The long-time amiable journalist, Katie Couric presented a compelling argument about the causative factor in the increase of the country’s growing waist size and chronic conditions such as heart disease and diabetes in the 2014 documentary Fed Up. The focus of the movie shifted away from the conventional wisdom that lack of exercise and an unwillingness to pursue healthier habits as the causes of the obesity epidemic.
Instead, it almost exclusively tied the obesity epidemic to the ubiquity of processed sugar that remains in 80% of the country’s 600,000 food items, while taking a critical stance on the political sway the food industry has on the U.S government.
In the beginning of the film, Couric proposes the question, “What if our approach to this whole epidemic has been dead wrong?” A rhetorical statement I would venture to say, since it was posed shortly after she cited that 95% of Americans will be overweight in 20 years. The film serves as an insightful medium for nutritional guidance, a topic that is largely misunderstood by most people in this country because of the misinformation that has been purported about proper nutrition over the years. This is evidenced by the significant increase in heart disease, diabetes, and obesity after Senator George McGovern produced dietary guidelines in 1977 — a guide that was created to reduce the aforementioned health concerns.
The film queries concerns about the integrity of the food industry and how the motive for profit can compromise the health integrity of the food they manufacture if it means more profit. In response to the dietary guidelines of the McGovern Report and the misleading notion that the macronutrient fat was what caused someone to be fat, food companies began to market their products as ‘reduced fat,’ ‘fat-free,’ and ‘natural’ to convince consumers that they were making healthy nutritional choices. Needing to sustain the taste of these food Items with the reduction of fat, sugar became the fortifier to assuage the taste buds of the American eater.
Nutritionist Michael Pollan explains, “We’re eating way too much sugar. There’s a sugar arms race in the supermarket where, you know, the yogurt now has to compete with the soda for which can deliver more sugar per ounce. And the yogurt’s ahead right now.”
Fed Up portrays the dynamic politics plays in our country’s food sources. The film demonstrates clear-cut instances where public health became an expendable concept like when Ronald Reagan’s $1.8 billion cut in the school-lunch program made way for the food-industry’s infiltration into the schools with processed junk that famished countries in Africa wouldn’t even eat.
Fed Up does a great job illuminating an issue that has hit this country hard and will likely to continue hitting even harder. Its point about obesity not being simply related to caloric intake and caloric expenditure is valid. So to narrow it down to lack of willpower and laziness is misguided. The film, however, seems to make the same mistake of narrowing the obesity epidemic to a singular issue — sugar consumption — and while doing so they undermine the importance of physical activity and the control an individual can enact on their own life. There are many factors that could potentially lead to obesity including genetics, overeating, the types of food consumed, physical inactivity, and the advent and ubiquity of temperature controlled environments.

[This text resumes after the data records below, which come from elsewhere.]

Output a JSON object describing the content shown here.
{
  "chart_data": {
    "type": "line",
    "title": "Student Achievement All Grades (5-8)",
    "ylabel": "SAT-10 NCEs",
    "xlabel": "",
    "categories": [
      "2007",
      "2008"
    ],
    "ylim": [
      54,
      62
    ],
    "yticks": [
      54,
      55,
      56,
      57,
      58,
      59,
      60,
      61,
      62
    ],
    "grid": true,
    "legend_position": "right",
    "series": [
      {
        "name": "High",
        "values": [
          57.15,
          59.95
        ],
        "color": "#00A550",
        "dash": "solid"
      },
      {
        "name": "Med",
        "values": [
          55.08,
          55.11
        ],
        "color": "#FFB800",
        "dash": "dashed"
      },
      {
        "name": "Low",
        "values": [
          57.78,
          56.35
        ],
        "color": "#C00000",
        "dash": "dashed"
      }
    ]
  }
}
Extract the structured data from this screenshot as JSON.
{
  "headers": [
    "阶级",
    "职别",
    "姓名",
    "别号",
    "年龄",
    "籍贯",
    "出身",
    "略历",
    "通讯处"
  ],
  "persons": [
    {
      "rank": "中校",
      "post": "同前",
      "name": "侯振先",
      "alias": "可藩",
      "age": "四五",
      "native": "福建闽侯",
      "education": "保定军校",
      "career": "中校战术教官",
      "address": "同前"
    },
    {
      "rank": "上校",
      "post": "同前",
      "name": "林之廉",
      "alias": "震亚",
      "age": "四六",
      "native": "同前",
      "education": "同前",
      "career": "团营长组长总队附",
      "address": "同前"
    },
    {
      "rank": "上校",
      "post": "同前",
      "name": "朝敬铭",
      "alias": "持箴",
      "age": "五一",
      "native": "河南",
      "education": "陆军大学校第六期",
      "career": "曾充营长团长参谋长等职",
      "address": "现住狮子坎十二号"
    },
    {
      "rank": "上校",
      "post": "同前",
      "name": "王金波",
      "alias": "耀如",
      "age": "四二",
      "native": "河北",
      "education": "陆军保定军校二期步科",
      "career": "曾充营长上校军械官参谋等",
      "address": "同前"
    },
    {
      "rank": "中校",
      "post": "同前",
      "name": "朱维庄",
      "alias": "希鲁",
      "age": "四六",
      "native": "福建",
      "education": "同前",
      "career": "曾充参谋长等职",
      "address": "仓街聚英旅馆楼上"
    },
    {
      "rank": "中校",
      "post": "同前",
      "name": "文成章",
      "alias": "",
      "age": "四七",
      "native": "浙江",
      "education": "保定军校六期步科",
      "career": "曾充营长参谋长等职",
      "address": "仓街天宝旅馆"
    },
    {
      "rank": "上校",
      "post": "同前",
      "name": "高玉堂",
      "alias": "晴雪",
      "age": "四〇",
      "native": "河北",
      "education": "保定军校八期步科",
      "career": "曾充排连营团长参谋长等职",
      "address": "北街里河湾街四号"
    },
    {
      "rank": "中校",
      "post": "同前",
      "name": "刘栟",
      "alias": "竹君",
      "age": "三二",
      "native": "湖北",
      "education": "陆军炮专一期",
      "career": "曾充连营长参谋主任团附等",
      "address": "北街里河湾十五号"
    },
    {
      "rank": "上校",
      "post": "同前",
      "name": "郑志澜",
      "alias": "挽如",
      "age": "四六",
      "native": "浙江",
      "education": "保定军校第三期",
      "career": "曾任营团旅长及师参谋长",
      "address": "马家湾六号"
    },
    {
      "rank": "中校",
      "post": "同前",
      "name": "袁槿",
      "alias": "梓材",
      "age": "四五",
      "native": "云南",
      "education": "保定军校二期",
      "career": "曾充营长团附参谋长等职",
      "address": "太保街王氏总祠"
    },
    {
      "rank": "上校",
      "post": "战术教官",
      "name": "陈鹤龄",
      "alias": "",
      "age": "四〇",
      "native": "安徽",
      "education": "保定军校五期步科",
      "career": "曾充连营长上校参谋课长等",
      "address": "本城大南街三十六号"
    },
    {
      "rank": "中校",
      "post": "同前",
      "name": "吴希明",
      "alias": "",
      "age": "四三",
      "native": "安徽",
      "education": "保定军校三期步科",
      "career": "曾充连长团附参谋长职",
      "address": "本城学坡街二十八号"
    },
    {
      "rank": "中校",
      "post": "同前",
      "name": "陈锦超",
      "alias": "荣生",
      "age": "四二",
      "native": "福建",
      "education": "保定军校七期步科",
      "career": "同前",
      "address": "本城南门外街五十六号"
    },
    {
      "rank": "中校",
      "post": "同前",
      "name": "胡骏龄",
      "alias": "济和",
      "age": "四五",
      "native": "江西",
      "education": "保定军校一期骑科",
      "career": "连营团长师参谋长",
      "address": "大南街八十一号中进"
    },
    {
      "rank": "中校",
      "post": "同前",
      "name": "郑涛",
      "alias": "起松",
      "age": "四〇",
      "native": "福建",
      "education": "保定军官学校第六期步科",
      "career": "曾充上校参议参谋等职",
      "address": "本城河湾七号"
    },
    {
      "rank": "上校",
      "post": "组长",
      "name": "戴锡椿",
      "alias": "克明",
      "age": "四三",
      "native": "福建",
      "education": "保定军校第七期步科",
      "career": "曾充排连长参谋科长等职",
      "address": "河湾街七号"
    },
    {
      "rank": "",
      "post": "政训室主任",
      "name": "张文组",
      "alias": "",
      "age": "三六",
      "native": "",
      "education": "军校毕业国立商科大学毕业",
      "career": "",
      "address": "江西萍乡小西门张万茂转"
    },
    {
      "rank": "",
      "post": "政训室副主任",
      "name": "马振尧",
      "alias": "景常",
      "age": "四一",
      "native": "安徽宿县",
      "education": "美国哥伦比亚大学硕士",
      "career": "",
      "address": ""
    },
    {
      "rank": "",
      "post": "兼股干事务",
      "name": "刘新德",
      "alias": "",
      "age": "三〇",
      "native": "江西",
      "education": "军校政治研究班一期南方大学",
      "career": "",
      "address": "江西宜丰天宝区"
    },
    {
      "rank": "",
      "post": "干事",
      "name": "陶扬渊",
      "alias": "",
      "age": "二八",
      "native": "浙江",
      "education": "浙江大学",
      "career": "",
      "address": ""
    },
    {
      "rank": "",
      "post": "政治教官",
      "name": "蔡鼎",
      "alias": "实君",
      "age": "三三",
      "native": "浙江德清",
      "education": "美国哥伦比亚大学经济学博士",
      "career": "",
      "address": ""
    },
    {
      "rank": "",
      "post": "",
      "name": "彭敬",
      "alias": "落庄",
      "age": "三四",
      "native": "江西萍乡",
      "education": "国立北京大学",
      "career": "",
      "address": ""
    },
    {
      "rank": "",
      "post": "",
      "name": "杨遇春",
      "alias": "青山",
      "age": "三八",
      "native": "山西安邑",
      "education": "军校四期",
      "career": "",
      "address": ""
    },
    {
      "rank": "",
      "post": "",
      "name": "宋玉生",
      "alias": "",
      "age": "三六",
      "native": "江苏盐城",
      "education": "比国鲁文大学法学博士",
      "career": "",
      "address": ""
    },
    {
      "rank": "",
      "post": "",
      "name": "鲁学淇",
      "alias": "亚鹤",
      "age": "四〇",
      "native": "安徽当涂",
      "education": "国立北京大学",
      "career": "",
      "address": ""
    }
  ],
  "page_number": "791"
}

If there is any singular issue to determine the root of the obesity epidemic it’s our culture. Think about it. What if we as a culture held our politicians accountable for jeopardizing public health to serve special interests? What if we as a culture held physical education in our school as a priority rather than putting it on top of the chopping block whenever the tide of budget cuts rolls through? What if we curtailed our wasted minutes we spend on our smartphones? What if schools and parents didn’t constantly fear for their kids’ safety and take away balls at recess, or put kids on an iPad instead of letting them run around on their own? What if we gave our employees an hour in their work schedule to engage in physical activity? What if we didn’t rely on food marketers to tell us what is healthy, and did the research ourselves to figure out what is healthy?
We’ve evolved into an on-demand culture where physical labor in our daily activities is now voluntary for the most part. It’s a sedentary culture that no longer has time to cook real food and to exercise. The genetic disposition to be fat is similar to the social disposition to be poor. The degree of difficulty to navigate towards a more stable body composition and income is much harder to attain than someone who has no to little exposure to this disposition. It becomes much easier to give up and not try when a much greater effort is being put into striving for health, or a quality wage. At the end of the day the attitude of defeatism and powerlessness is not helpful. We need to become less sedentary and stop relying on the food industry to educate us on what is healthy and do it ourselves. Otherwise our approach to this epidemic will have less to do with Couric’s perception of it being wrong, and more to do with what Albert Einstein would consider to be insane.